Applying the said principle, can it be said that when an authority merely 'entrusted' a particular case to a person already appointed as an Assistant Public Prosecutor, there is an exercise of a power of 'appointment' of that person as a 'Special Public Prosecutor'? In my opinion not. The scope and content of the power exercisable in the case of mere entrustment of a case is obviously different from appointing a person to a post. The final order was deliberately issued under Rule 56 thinking that Section 24(8) Cr.P.C. was not applicable. It is, therefore, not permissible for the respondent No. 1 to rely on Section 24(8), Cr.P.C.

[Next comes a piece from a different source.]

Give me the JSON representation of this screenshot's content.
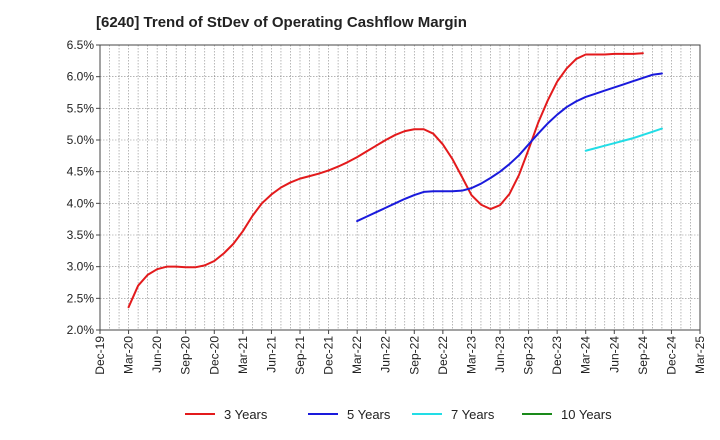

13. In any case, I am of the view, that it was not 'proper' for the State to appoint an Assistant Public Prosecutor to deal with a Sessions case of this magnitude and importance. As pointed out by Ramaswami, J., in V. Ramachandra v. M.V. Jagadodhara Gupta (1 supra) above referred to, the Assistant Public Prosecutors have no experience whatsoever to conduct Sessions Cases in the District and Sessions Courts. The type of cases which they normally conduct are totally different and are small compared to cases in Sessions Court where, as in the present case, the accused is charged under Section 302, I.P.C. and other provisions. There are quite a large number of districts in the State and there are several experienced persons functioning as Public Prosecutors or Additional Public Prosecutors in the Courts in Session. There is equally no dearth of senior counsel in the State, who are having large experience or practice in cases triable by Courts of Session. In that context, the selection for appointment of an Assistant Public Prosecutor to deal with the case of the petitioner appears to me to be wholly inappropriate, and improper and therefore arbitrary - arbitrary, in the sense that the Government does not appear to have borne in mind the special position of trust which a Public Prosecutor is, under the law, supposed to carry. I have elaborately gone into duties of a Public Prosecutor to the State and to the accused in D. Brahmanandam v. State of A.P., 1986(1) APLJ 119 (HC). The accused cannot have the satisfaction that his case has been dealt with fairly and properly by the Government when the matter is entrusted to an Assistant Public Prosecutor. This does not mean any as person against the 2nd respondent. We are here concerned only with the validity and propriety of the exercise of power by the State in passing the impugned order. We are concerned with the grievance of the accused that he has not been treated fairly for being tried in a Sessions Court.

14. For all the above reasons, the writ petition is allowed and the impugned order is quashed. There will be no order as to costs.